The Saint was a gay discotheque in New York City that operated from 1980 to 1990 in New York City's East Village.
It opened in the old premises of the Fillmore East, a 1926-built, former-theater-turned-classic-rock-and-roll venue of the late 1960s and early 1970s, at 105 Second Avenue in New York City's East Village at 6th Street. The Saint was opened by Bruce Mailman and his business partner and his genius architectural designer, Charles Terrell. The original opening date was set for July 30, 1980, but construction delays forced a deferral to September 20, 1980, with Alan Dodd as DJ. The club was a success even before it opened. Membership packs with floor plans were distributed and before the club opened 2,500 memberships had been sold at $150 each for the first 700 members and for $250 for the rest, with a waiting list established. It was financed in large part by Mailman's other gay venture, the nearby hugely successful St. Mark's Baths - a gay mecca at the time. The Saint renovation cost $4,500,000, being $2,000,000 over budget. Money was spent repairing the roof, paying six years of back taxes to the city and fitting out the interior. It opened initially as a private membership gay nightclub (returning the idea of a club to "nightclub"), and set the standard for disco presentation, lighting, sound system, hydraulics and technical support.
However, by the end of its second season, AIDS had begun eating through the fabric of gay life in New York and began to take a heavy and relentless toll on the Saint's membership. Change came quickly. Membership costs were lowered and the season extended into the summer so that the club was open almost all year round. By its seventh season, membership costs had fallen to $50. It also opened weekly for a straight crowd. Furthermore, by 1985, the famous Black Party performers were for the first time required to perform safe sex. By 1987, the performance emphasised masturbation, phone sex and mud wrestling, all a far cry from the club's early days which, on one celebrated occasion, a boa constrictor was used as a prop.
The Saturday night DJs at The Saint were at the top of their careers: Jim Burgess, Roy Thode, Alan Dodd, Robbie Leslie, Mark Thomas, Terry Sherman, Shaun Buchanan, Michael Fierman, Warren Gluck, Wayne Scott, Chuck Parsons, Michael Cavalone, Nao Nakamura and Sharon White all had their time in the booth.

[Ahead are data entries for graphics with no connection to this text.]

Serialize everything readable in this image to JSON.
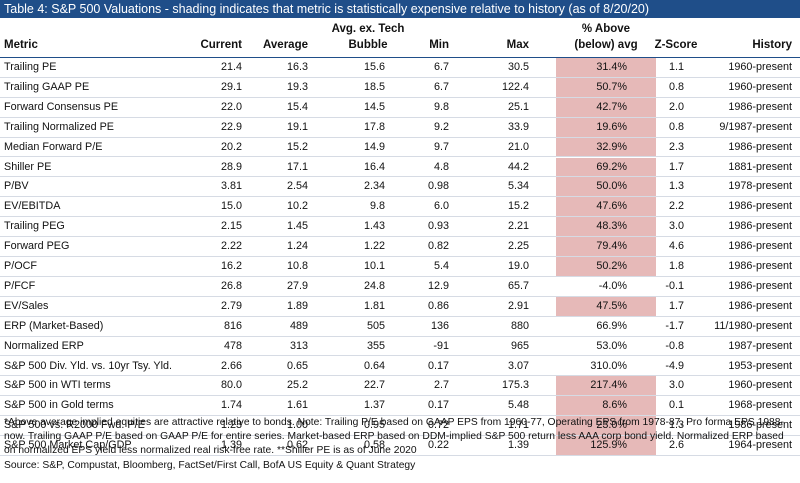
{
  "title": "Table 4: S&P 500 Valuations - shading indicates that metric is statistically expensive relative to history (as of 8/20/20)",
  "headers": {
    "metric": "Metric",
    "current": "Current",
    "average": "Average",
    "bubble_1": "Avg. ex. Tech",
    "bubble_2": "Bubble",
    "min": "Min",
    "max": "Max",
    "pct_1": "% Above",
    "pct_2": "(below) avg",
    "z": "Z-Score",
    "history": "History"
  },
  "shade_color": "#e6b9b8",
  "header_color": "#1f4e89",
  "rows": [
    {
      "metric": "Trailing PE",
      "current": "21.4",
      "average": "16.3",
      "bubble": "15.6",
      "min": "6.7",
      "max": "30.5",
      "pct": "31.4%",
      "z": "1.1",
      "history": "1960-present",
      "shaded": true
    },
    {
      "metric": "Trailing GAAP PE",
      "current": "29.1",
      "average": "19.3",
      "bubble": "18.5",
      "min": "6.7",
      "max": "122.4",
      "pct": "50.7%",
      "z": "0.8",
      "history": "1960-present",
      "shaded": true
    },
    {
      "metric": "Forward Consensus PE",
      "current": "22.0",
      "average": "15.4",
      "bubble": "14.5",
      "min": "9.8",
      "max": "25.1",
      "pct": "42.7%",
      "z": "2.0",
      "history": "1986-present",
      "shaded": true
    },
    {
      "metric": "Trailing Normalized PE",
      "current": "22.9",
      "average": "19.1",
      "bubble": "17.8",
      "min": "9.2",
      "max": "33.9",
      "pct": "19.6%",
      "z": "0.8",
      "history": "9/1987-present",
      "shaded": true
    },
    {
      "metric": "Median Forward P/E",
      "current": "20.2",
      "average": "15.2",
      "bubble": "14.9",
      "min": "9.7",
      "max": "21.0",
      "pct": "32.9%",
      "z": "2.3",
      "history": "1986-present",
      "shaded": true
    },
    {
      "metric": "Shiller PE",
      "current": "28.9",
      "average": "17.1",
      "bubble": "16.4",
      "min": "4.8",
      "max": "44.2",
      "pct": "69.2%",
      "z": "1.7",
      "history": "1881-present",
      "shaded": true
    },
    {
      "metric": "P/BV",
      "current": "3.81",
      "average": "2.54",
      "bubble": "2.34",
      "min": "0.98",
      "max": "5.34",
      "pct": "50.0%",
      "z": "1.3",
      "history": "1978-present",
      "shaded": true
    },
    {
      "metric": "EV/EBITDA",
      "current": "15.0",
      "average": "10.2",
      "bubble": "9.8",
      "min": "6.0",
      "max": "15.2",
      "pct": "47.6%",
      "z": "2.2",
      "history": "1986-present",
      "shaded": true
    },
    {
      "metric": "Trailing PEG",
      "current": "2.15",
      "average": "1.45",
      "bubble": "1.43",
      "min": "0.93",
      "max": "2.21",
      "pct": "48.3%",
      "z": "3.0",
      "history": "1986-present",
      "shaded": true
    },
    {
      "metric": "Forward PEG",
      "current": "2.22",
      "average": "1.24",
      "bubble": "1.22",
      "min": "0.82",
      "max": "2.25",
      "pct": "79.4%",
      "z": "4.6",
      "history": "1986-present",
      "shaded": true
    },
    {
      "metric": "P/OCF",
      "current": "16.2",
      "average": "10.8",
      "bubble": "10.1",
      "min": "5.4",
      "max": "19.0",
      "pct": "50.2%",
      "z": "1.8",
      "history": "1986-present",
      "shaded": true
    },
    {
      "metric": "P/FCF",
      "current": "26.8",
      "average": "27.9",
      "bubble": "24.8",
      "min": "12.9",
      "max": "65.7",
      "pct": "-4.0%",
      "z": "-0.1",
      "history": "1986-present",
      "shaded": false
    },
    {
      "metric": "EV/Sales",
      "current": "2.79",
      "average": "1.89",
      "bubble": "1.81",
      "min": "0.86",
      "max": "2.91",
      "pct": "47.5%",
      "z": "1.7",
      "history": "1986-present",
      "shaded": true
    },
    {
      "metric": "ERP (Market-Based)",
      "current": "816",
      "average": "489",
      "bubble": "505",
      "min": "136",
      "max": "880",
      "pct": "66.9%",
      "z": "-1.7",
      "history": "11/1980-present",
      "shaded": false
    },
    {
      "metric": "Normalized ERP",
      "current": "478",
      "average": "313",
      "bubble": "355",
      "min": "-91",
      "max": "965",
      "pct": "53.0%",
      "z": "-0.8",
      "history": "1987-present",
      "shaded": false
    },
    {
      "metric": "S&P 500 Div. Yld. vs. 10yr Tsy. Yld.",
      "current": "2.66",
      "average": "0.65",
      "bubble": "0.64",
      "min": "0.17",
      "max": "3.07",
      "pct": "310.0%",
      "z": "-4.9",
      "history": "1953-present",
      "shaded": false
    },
    {
      "metric": "S&P 500 in WTI terms",
      "current": "80.0",
      "average": "25.2",
      "bubble": "22.7",
      "min": "2.7",
      "max": "175.3",
      "pct": "217.4%",
      "z": "3.0",
      "history": "1960-present",
      "shaded": true
    },
    {
      "metric": "S&P 500 in Gold terms",
      "current": "1.74",
      "average": "1.61",
      "bubble": "1.37",
      "min": "0.17",
      "max": "5.48",
      "pct": "8.6%",
      "z": "0.1",
      "history": "1968-present",
      "shaded": true
    },
    {
      "metric": "S&P 500 vs. R2000 Fwd. P/E",
      "current": "1.23",
      "average": "1.00",
      "bubble": "0.95",
      "min": "0.72",
      "max": "1.71",
      "pct": "23.0%",
      "z": "1.3",
      "history": "1986-present",
      "shaded": true
    },
    {
      "metric": "S&P 500 Market Cap/GDP",
      "current": "1.39",
      "average": "0.62",
      "bubble": "0.58",
      "min": "0.22",
      "max": "1.39",
      "pct": "125.9%",
      "z": "2.6",
      "history": "1964-present",
      "shaded": true
    }
  ],
  "notes": [
    "*Above average implied equities are attractive relative to bonds. Note: Trailing P/E based on GAAP EPS from 1960-77, Operating EPS from 1978-87, Pro forma EPS 1988-now. Trailing GAAP P/E based on GAAP P/E for entire series. Market-based ERP based on DDM-implied S&P 500 return less AAA corp bond yield. Normalized ERP based on normalized EPS yield less normalized real risk-free rate. **Shiller PE is as of June 2020",
    "Source: S&P, Compustat, Bloomberg, FactSet/First Call, BofA US Equity & Quant Strategy"
  ]
}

The lighting was operated by Richard Tucker, Mark Ackerman, Jorge Villardell, Richard Erskine, Bob Braucci, Tony Devisia and Richard Sabala.
The Saint was also known for the quality of its performers. At showtimes a part of the dome would retract and stars from the pop music and theater worlds would perform. The club became the standard against which all New York clubs were measured - many opened, closed and remodelled in the shadow of this giant. It was renowned for its invitations, design, annual makeovers, and even for its extravagant floral arrangements.
The Saint was, therefore, technically and creatively one of the best dance clubs of its era. The circular dancefloor was topped by a perforated 76-foot diameter by 38-foot-high planetarium dome. In addition to hiding the speakers, the dome served as a spectacular palette for the lighting effects. A circular opening at the top of the dome could be automatically opened and closed to allow a large mirrored disco ball to be lowered into the space. The speaker cabinets were located on, and attached directly to, the outer surface of the dome, creating a very euphonic "surround sound" effect. In the center of the dance floor was a circular light tree constructed on a hydraulic lift. It contained 1,500 lights and as its centerpiece was a rotating, dual Spitz Space System hemisphere star projector, ten times brighter than those used in planetariums. Mailman had initially approached Zeiss regarding the purchase of a star-projection system, but the company refused to sell one, believing its use in a gay club would be an inappropriate use for their system.
Directly underneath the dance floor level was a large lounge with several juice bars. Beer on tap was sometimes served for free to avoid the licensing oversight of the New York State Liquor Authority. Above and outside the dome was what would become the controversial balcony, where patrons could see down to the dance floor, through the scrim of the dome. It was there that men relaxed and, according to the sexual mores of the times, could indulge in sexual activities.
Several times during the year themed parties such as the "Black Party" and the "White Party" attracted celebrities from around the world. These Saint parties are considered by most disco historians to be the precursors to the Circuit Party.